ABORTION….Anne Lamott was on a panel about politics and faith recently, and everyone was nodding and agreeing and having a grand old time until the subject of abortion came up:
I knew what I was supposed to have said, as a progressive Christian: that it’s all very complicated and painful, and that Jim was right in saying that the abortion rate in America is way too high for a caring and compassionate society.
But I did the only thing I could think to do: plunge on, and tell my truth. I said that this is the most intimate decision a woman makes, and she makes it all alone, in her deepest heart of hearts, sometimes with the man by whom she is pregnant, with her dearest friends or with her doctor ? but without the personal opinion of say, Tom DeLay or Karl Rove.

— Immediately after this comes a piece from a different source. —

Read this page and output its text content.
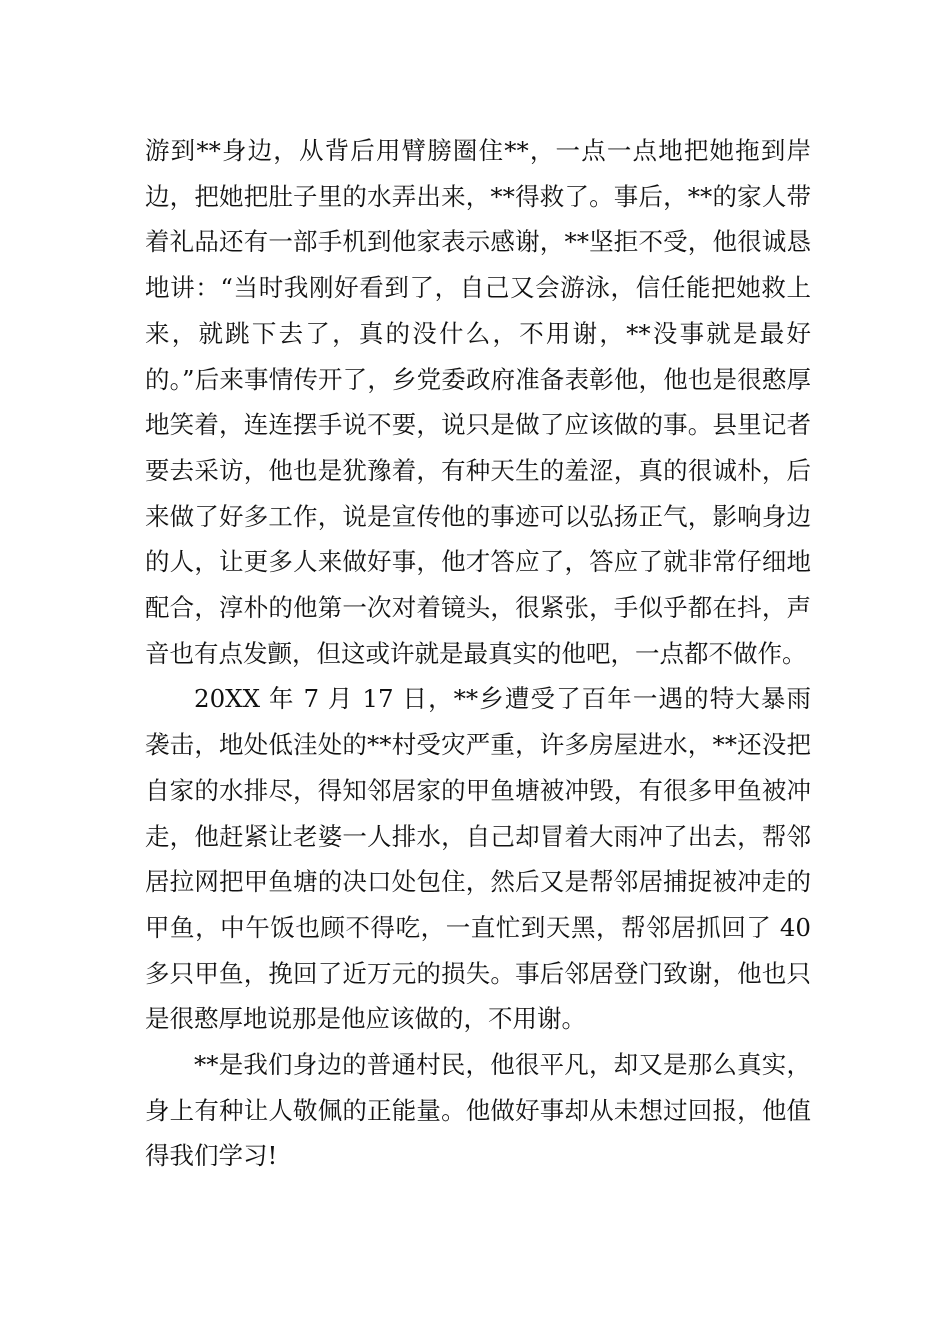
游到**身边，从背后用臂膀圈住**，一点一点地把她拖到岸边，把她把肚子里的水弄出来，**得救了。事后，**的家人带着礼品还有一部手机到他家表示感谢，**坚拒不受，他很诚恳地讲：“当时我刚好看到了，自己又会游泳，信任能把她救上来，就跳下去了，真的没什么，不用谢，**没事就是最好的。”后来事情传开了，乡党委政府准备表彰他，他也是很憨厚地笑着，连连摆手说不要，说只是做了应该做的事。县里记者要去采访，他也是犹豫着，有种天生的羞涩，真的很诚朴，后来做了好多工作，说是宣传他的事迹可以弘扬正气，影响身边的人，让更多人来做好事，他才答应了，答应了就非常仔细地配合，淳朴的他第一次对着镜头，很紧张，手似乎都在抖，声音也有点发颤，但这或许就是最真实的他吧，一点都不做作。

20XX 年 7 月 17 日，**乡遭受了百年一遇的特大暴雨袭击，地处低洼处的**村受灾严重，许多房屋进水，**还没把自家的水排尽，得知邻居家的甲鱼塘被冲毁，有很多甲鱼被冲走，他赶紧让老婆一人排水，自己却冒着大雨冲了出去，帮邻居拉网把甲鱼塘的决口处包住，然后又是帮邻居捕捉被冲走的甲鱼，中午饭也顾不得吃，一直忙到天黑，帮邻居抓回了 40 多只甲鱼，挽回了近万元的损失。事后邻居登门致谢，他也只是很憨厚地说那是他应该做的，不用谢。

**是我们身边的普通村民，他很平凡，却又是那么真实，身上有种让人敬佩的正能量。他做好事却从未想过回报，他值得我们学习!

I said I could not believe that men committed to equality and civil rights were still challenging the basic rights of women. I thought about all the photo-ops at which President Bush had signed legislation limiting abortion rights, surrounded by 10 or so white, self-righteous married men, who have forced God knows how many girlfriends into doing God knows what. I thought of the time Bush appeared on stage with children born from frozen embryos, children he calls “snowflake babies,” and of the embryos themselves, which he calls the youngest and most vulnerable Americans.
And somehow, as I was answering, I got louder and maybe even more emphatic than I actually felt, and said it was not a morally ambiguous issue for me at all. I said that fetuses are not babies yet; that there was actually a real difference between pro-abortion people, like me, and Klaus Barbie.
Then I said that a woman’s right to choose was nobody else’s goddamn business. This got their attention.
It’s nice to hear a few people of faith still willing to say this. I know it’s bad for elections and bad for liberal prospects in the heartland yada yada yada, but the hand wringing game eventually gets hard to play for those of us who don’t have the inhuman, talking points-driven self-discipline of the modern American politician.
In any case, I’m with Lamott. I don’t think nonviable fetuses are human beings. Terminating them doesn’t bother me, and it’s none of my business anyway. For all I care, women are free to use abortion as their standard method of birth control if they want to. Nor do I really care much if we reduce the abortion rate in America. Safe and legal is good enough for me. I don’t think abortion is a morally ambiguous issue, I don’t think getting one should be an emotionally traumatic experience, and no, speaking as a husband, I don’t think husbands should have any legal say in the matter.
So much for nuance. I guess I’m not going to be running for office anytime soon, am I?